The Cultural Work of the European University of the Atlantic (UNEATLANTICO) and the Ibero-American University Foundation (FUNIBER), in collaboration with the Universidade Internacional do Cuanza (UNIC) and the Spanish Embassy in Angola, recently inaugurated the exhibition “The Burial of the Count of Orgaz and the Double Flute”, by the artist Pablo Picasso, in the province of Huíla (Angola).
The event, held at the Instituto Superior de Ciências da Educação (ISCED) in Lubango, also had the support of the Government of Huíla, the transport company AJS and ENSA Seguros de Angola. At the opening ceremony, the guests were welcomed with speeches of thanks given by Dr. Maria Rodrigues, UNIC’s vice-rector of the scientific area, Dr. Hélder Bahu, ISCED’s president, and Dr. Matilde Guebe, ENSA’s executive administrator. The exhibition was officially inaugurated by Mr. Bernabé Mahapi Dala, Governor of the province of Huíla.
Before entering the room where the works were displayed, the guests were asked to draw some lines on a canvas provided by the organization in order to stimulate creativity in the creation of a joint work by all the guests.
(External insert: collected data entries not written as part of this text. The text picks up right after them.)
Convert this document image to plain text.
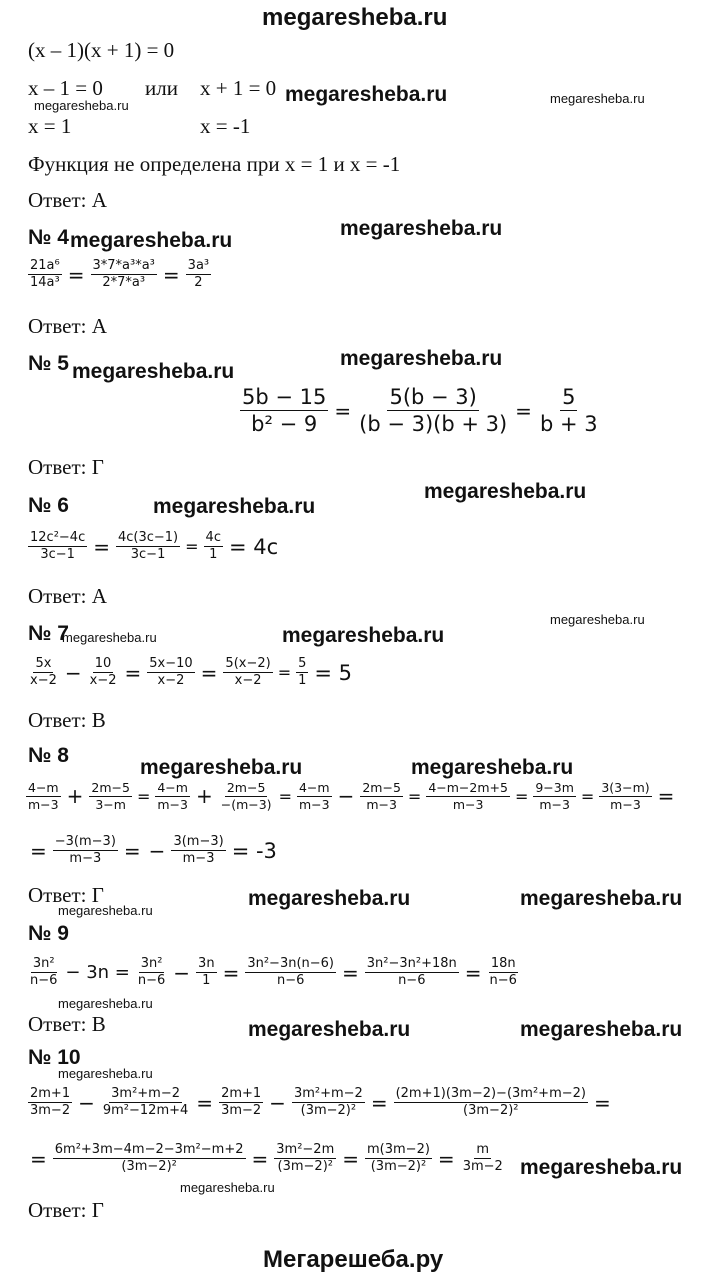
megaresheba.ru
(x – 1)(x + 1) = 0
x – 1 = 0 или x + 1 = 0 megaresheba.ru
megaresheba.ru	megaresheba.ru
x = 1	x = -1
Функция не определена при x = 1 и x = -1
Ответ: А
№ 4 megaresheba.ru
megaresheba.ru
$\frac{\text{21a⁶}}{\text{14a³}} = \frac{\text{3*7*a³*a³}}{\text{2*7*a³}} = \frac{\text{3a³}}{2}$
Ответ: А
№ 5 megaresheba.ru
megaresheba.ru
$\frac{5b - 15}{\text{b² − 9}} = \frac{5(b - 3)}{(b - 3)(b + 3)} = \frac{5}{b + 3}$
Ответ: Г
№ 6	megaresheba.ru
megaresheba.ru
$\frac{\text{12c²−4c}}{3c-1} = \frac{4c(3c-1)}{3c-1} = \frac{4c}{1} = 4c$
Ответ: А
megaresheba.ru
№ 7
megaresheba.ru	megaresheba.ru
$\frac{5x}{x-2} - \frac{10}{x-2} = \frac{5x-10}{x-2} = \frac{5(x-2)}{x-2} = \frac{5}{1} = 5$
Ответ: В
№ 8
megaresheba.ru	megaresheba.ru
$\frac{4-m}{m-3} + \frac{2m-5}{3-m} = \frac{4-m}{m-3} + \frac{2m-5}{-(m-3)} = \frac{4-m}{m-3} - \frac{2m-5}{m-3} = \frac{4-m-2m+5}{m-3} = \frac{9-3m}{m-3} = \frac{3(3-m)}{m-3}$ =
= $\frac{-3(m-3)}{m-3}$ = − $\frac{3(m-3)}{m-3} = -3$
Ответ: Г
megaresheba.ru
megaresheba.ru	megaresheba.ru
№ 9
$\frac{\text{3n²}}{n-6} - 3n = \frac{\text{3n²}}{n-6} - \frac{3n}{1} = \frac{\text{3n²−3n(n−6)}}{n-6} = \frac{\text{3n²−3n²+18n}}{n-6} = \frac{18n}{n-6}$
megaresheba.ru
Ответ: В	megaresheba.ru	megaresheba.ru
№ 10
megaresheba.ru
$\frac{2m+1}{3m-2} - \frac{\text{3m²+m−2}}{\text{9m²−12m+4}} = \frac{2m+1}{3m-2} - \frac{\text{3m²+m−2}}{\text{(3m−2)²}} = \frac{\text{(2m+1)(3m−2)−(3m²+m−2)}}{\text{(3m−2)²}}$ =
= $\frac{\text{6m²+3m−4m−2−3m²−m+2}}{\text{(3m−2)²}} = \frac{\text{3m²−2m}}{\text{(3m−2)²}} = \frac{m(3m-2)}{\text{(3m−2)²}} = \frac{m}{3m-2}$
megaresheba.ru
megaresheba.ru
Ответ: Г
Мегарешеба.ру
One of the collections, “The Burial of the Count of Orgaz”, emerged as a visual part of a surrealist experiment in automatic writing carried out by Picasso on a Spanish manuscript from 1957 and 1958, and a proposal by the poet Rafael Alberti through a poetic text in which he praised the creativity of the Spanish artist. In the collection “The Double Flute”, Picasso cultivates the academic nude, without showing male or female sexual organs, with remarkable realism, but also recreating characters from Greco-Roman mythology such as the faun, the minotaur and the god Bacchus.
With the free exhibition of these collections, from August 13 to September 7 at the Instituto Superior de Ciência de Educação (ISCED), Angolans are offered the possibility of enjoying these collections of such a universal artist. The works will remain in Angola for approximately one year. In addition to having been previously exhibited in Luanda, they will also be exhibited in the provinces of Bié, Huambo, Benguela and finally again in Luanda, where they will be closed.